Sicupira, Paulo A. Lemann e executivos de bancos são alvos da PF

PF cumpre busca e apreensão na segunda fase da Operação Disclosure.


A Polícia Federal (PF), com apoio do Ministério Público Federal (MPF), incluiu acionistas de referência da empresa Americanas e executivos de grandes bancos entre os alvos da segunda fase da Operação Disclosure, deflagrada nesta quinta-feira (25).

Entre os investigados estão os acionistas Carlos Alberto da Veiga Sicupira e Paulo Alberto Lemann, além de Eduardo Saggioro Garcia, apontado como operador ligado aos sócios. Também são alvos executivos de instituições financeiras que mantinham relação com a companhia, segundo as investigações.

No setor bancário, os investigados incluem José de Castro Araújo Rudge Júnior e Gustavo Balassiano, do Itaú Unibanco; Carlos Henrique Villela Pedras, do Bradesco; e André Juaçaba de Almeida e Alexandre Lian Abdo, do Santander.

Paulo Alberto Lemann, um dos acionistas investigados, é filho de Jorge Paulo Lemann, que não é alvo da operação.

A PF cumpriu nove mandados de busca e apreensão em endereços no Rio de Janeiro e em São Paulo.
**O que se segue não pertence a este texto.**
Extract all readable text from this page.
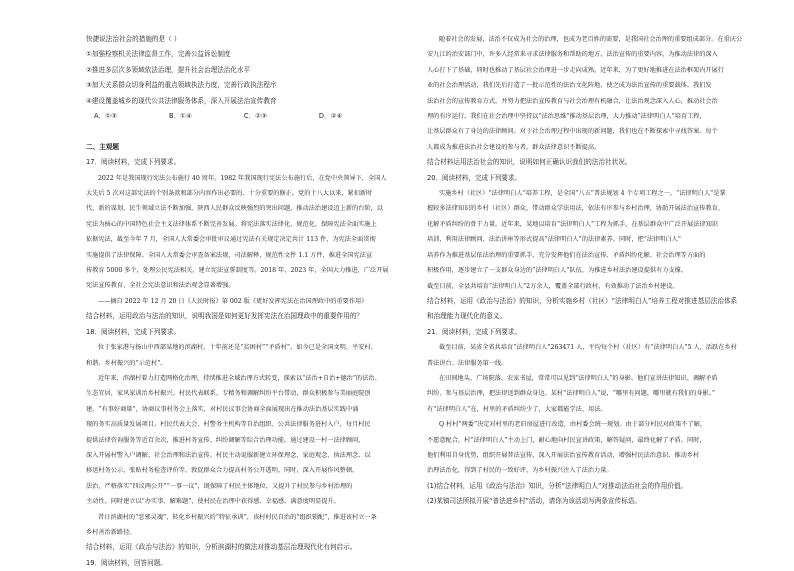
快捷说法治社会的措施的是（ ）
①加强检察机关法律监督工作，完善公益诉讼制度
②推进多层次多领域依法治理，提升社会治理法治化水平
③加大关系群众切身利益的重点领域执法力度，完善行政执法程序
④建设覆盖城乡的现代公共法律服务体系，深入开展法治宣传教育
A．①③	B．①④	C．②③	D．②④
二、主观题
17．阅读材料，完成下列要求。
2022 年是我国现行宪法公布施行 40 周年。1982 年我国现行宪法公布施行后，在党中央领导下，全国人
大先后 5 次对这部宪法的个别条款和部分内容作出必要的、十分重要的修正。党的十八大以来，紧扣新时
代、新的谋划、民生领域立法不断加强，陕西人民群众反映强烈的突出问题，推动法治建设迈上新的台阶，以
宪法为核心的中国特色社会主义法律体系不断完善发展。将宪法落实法律化、规范化，保障宪法全面实施上
依据宪法，截至今年 7 月，全国人大常委会审批审议通过宪法有关规定决定共计 113 件，为宪法全面贯彻
实施提供了法律保障。全国人大常委会审查备案法规、司法解释、规范性文件 1.1 万件，推进全国宪法宣
传教育 5000 多个，处理公民宪法相关，建立宪法宣誓制度等。2018 年、2023 年，全国大力推进，广泛开展
宪法宣传教育，全社会宪法意识和法治观念显著增强。
——摘自 2022 年 12 月 20 日《人民时报》第 002 版《更好发挥宪法在治国理政中的重要作用》
结合材料，运用政治与法治的知识，说明我国是如何更好发挥宪法在治国理政中的重要作用的？
18．阅读材料，完成下列要求。
位于张家港与扬山中西部某地的滨湖村，十年前还是“贫困村”“矛盾村”，如今已是全国文明、平安村、
和谐、乡村振兴的“示范村”。
近年来，滨湖村着力打造网格化治理，持续推进全域治理方式转变，探索以“法治+自治+德治”的法治、
生态宜居，家风家训治乡村振兴。村民代表联系、专精务和调解纠纷平台带动，群众积极参与美丽庭院创
建。“有事好商量”，协商议事村务会上落实，对村民议事会协商全面展现出在推动法治基层实践中涌
现的务实高质量发展项目。村民代表大会、村警务主机构等自治组织、公共法律服务进村入户，每月村民
提供法律咨询服务等近百余次，推进村务宣传、纠纷调解等综合治理功能。通过建设一村一法律顾问，
深入开展村警入户调解、社会治理和法治宣传。村民主动说服新建立环保理念、家庭观念、执法理念、以
移送村务公示，张贴村务检查评价等，敦促群众合力提高村务公开透明。同时，深入开展作风整顿，
法治，严格落实“四议两公开”“一事一议”，既保障了村民主体地位，又提升了村民参与乡村治理的
主动性。同时建立以“办实事、解难题”，使村民在治理中获得感、幸福感、满意度明显提升。
昔日滨湖村的“恶邪灵魂”，转化乡村振兴的“特征承训”，该村村民自治的“组织锁配”，推进该村立一条
乡村善治新路径。
结合材料，运用《政治与法治》的知识，分析滨湖村的做法对推动基层治理现代化有何启示。
19．阅读材料，回答问题。
随着社会的发展，法治不仅成为社会的治理，也成为老百姓的需要，是我国社会治理的重要组成部分。在重庆公
安九江的治安部门中，许多人经常来寻求法律服务和帮助的地方，法治宣传的重要内容，为推动法律的深入
人心打下了基础，同时也推动了基层社会治理进一步走向成熟。近年来，为了更好地推进在法治框架内开展行
业的社会治理活动，我们先后打造了一批示范性的法治文化阵地，使之成为法治宣传的重要载体。我们发
法治社会的宣传教育方式，并努力把法治宣传教育与社会治理有机融合，让法治观念深入人心，推动社会治
理的有序运行。我们在社会治理中坚持以“法治思维”推动基层治理，大力推动“法律明白人”培育工程，
让基层群众有了身边的法律顾问。对于社会治理过程中出现的新问题，我们也在不断探索中寻找答案。每个
人都成为推进法治社会建设的参与者，群众法律意识不断提高。
结合材料运用法治社会的知识，说明如何正确认识我们的法治社状况。
20．阅读材料，完成下列要求。
实施乡村（社区）“法律明白人”培养工程，是全国“八五”普法规划 4 个专项工程之一。“法律明白人”是掌
握较多法律知识的乡村（社区）群众，带动群众学法用法，依法有序参与乡村治理，协助开展法治宣传教育、
化解矛盾纠纷的骨干力量。近年来，某地以培育“法律明白人”工程为抓手，在基层群众中广泛开展法律知识
培训，利用法律顾问、法治讲座等形式提高“法律明白人”的法律素养。同时，把“法律明白人”
培养作为推进基层依法治理的重要抓手，充分发挥他们在法治宣传、矛盾纠纷化解、社会治理等方面的
积极作用，逐步建立了一支群众身边的“法律明白人”队伍，为推进乡村法治建设提供有力支撑。
截至目前，全县共培育“法律明白人”2万余人，覆盖全部行政村，有效推动了法治乡村建设。
结合材料，运用《政治与法治》的知识，分析实施乡村（社区）“法律明白人”培养工程对推进基层法治体系
和治理能力现代化的意义。
21．阅读材料，完成下列要求。
截至目前，某省全省共培育“法律明白人”263471 人，平均每个村（社区）有“法律明白人”5 人，活跃在乡村
普法讲台、法律服务第一线。
在田间地头、广场院落、农家书屋，常常可以见到“法律明白人”的身影。他们宣讲法律知识、调解矛盾
纠纷、参与基层治理，把法律送到群众身边。某村“法律明白人”说，“哪里有问题，哪里就有我们的身影。”
有“法律明白人”在，村里的矛盾纠纷少了，大家都能学法、用法。
Q 村村“两委”决定对村里的老旧房屋进行改造，由村委会统一规划。由于部分村民对政策不了解，
不愿意配合，村“法律明白人”主动上门，耐心地向村民宣讲政策，解答疑问，最终化解了矛盾。同时，
他们利用自身优势，组织开展普法宣传，深入开展法治宣传教育活动，增强村民法治意识，推动乡村
治理法治化，得到了村民的一致好评，为乡村振兴注入了法治力量。
(1)结合材料，运用《政治与法治》知识，分析“法律明白人”对推动法治社会的作用价值。
(2)某镇司法所拟开展“普法进乡村”活动，请你为该活动写两条宣传标语。
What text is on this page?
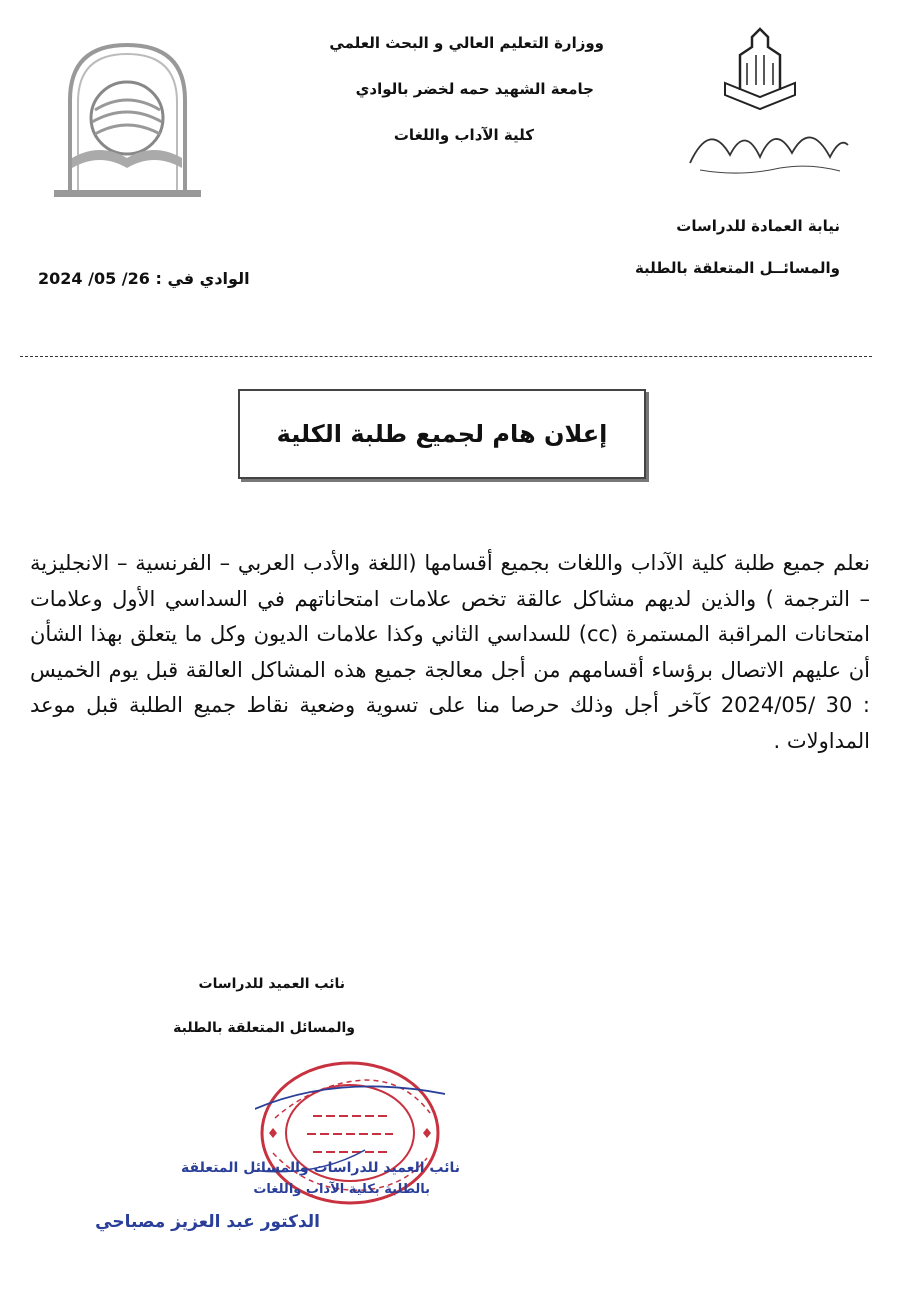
ووزارة التعليم العالي و البحث العلمي
جامعة الشهيد حمه لخضر بالوادي
كلية الآداب واللغات
نيابة العمادة للدراسات
والمسائــل المتعلقة بالطلبة
الوادي في : 26/ 05/ 2024
إعلان هام لجميع طلبة الكلية
نعلم جميع طلبة كلية الآداب واللغات بجميع أقسامها (اللغة والأدب العربي – الفرنسية – الانجليزية – الترجمة ) والذين لديهم مشاكل عالقة تخص علامات امتحاناتهم في السداسي الأول وعلامات امتحانات المراقبة المستمرة (cc) للسداسي الثاني وكذا علامات الديون وكل ما يتعلق بهذا الشأن أن عليهم الاتصال برؤساء أقسامهم من أجل معالجة جميع هذه المشاكل العالقة قبل يوم الخميس : 30 /2024/05 كآخر أجل وذلك حرصا منا على تسوية وضعية نقاط جميع الطلبة قبل موعد المداولات .
نائب العميد للدراسات
والمسائل المتعلقة بالطلبة
نائب العميد للدراسات والمسائل المتعلقة
بالطلبة بكلية الآداب واللغات
الدكتور عبد العزيز مصباحي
A 10ª Vara Federal Criminal do Rio de Janeiro também determinou o bloqueio de bens e valores que podem chegar a R$ 54 bilhões.

A Americanas informou que não foi alvo de mandados e afirmou que a operação se refere às fraudes contábeis reveladas em 2023. Em nota, declarou: “A Americanas informa que não foi alvo de mandados de busca nesta manhã e que a Operação Disclosure, realizada pela Polícia Federal e pelo Ministério Público Federal, se refere à fraude revelada em 2023. A companhia seguirá colaborando com as investigações e é a maior interessada no esclarecimento dos fatos”.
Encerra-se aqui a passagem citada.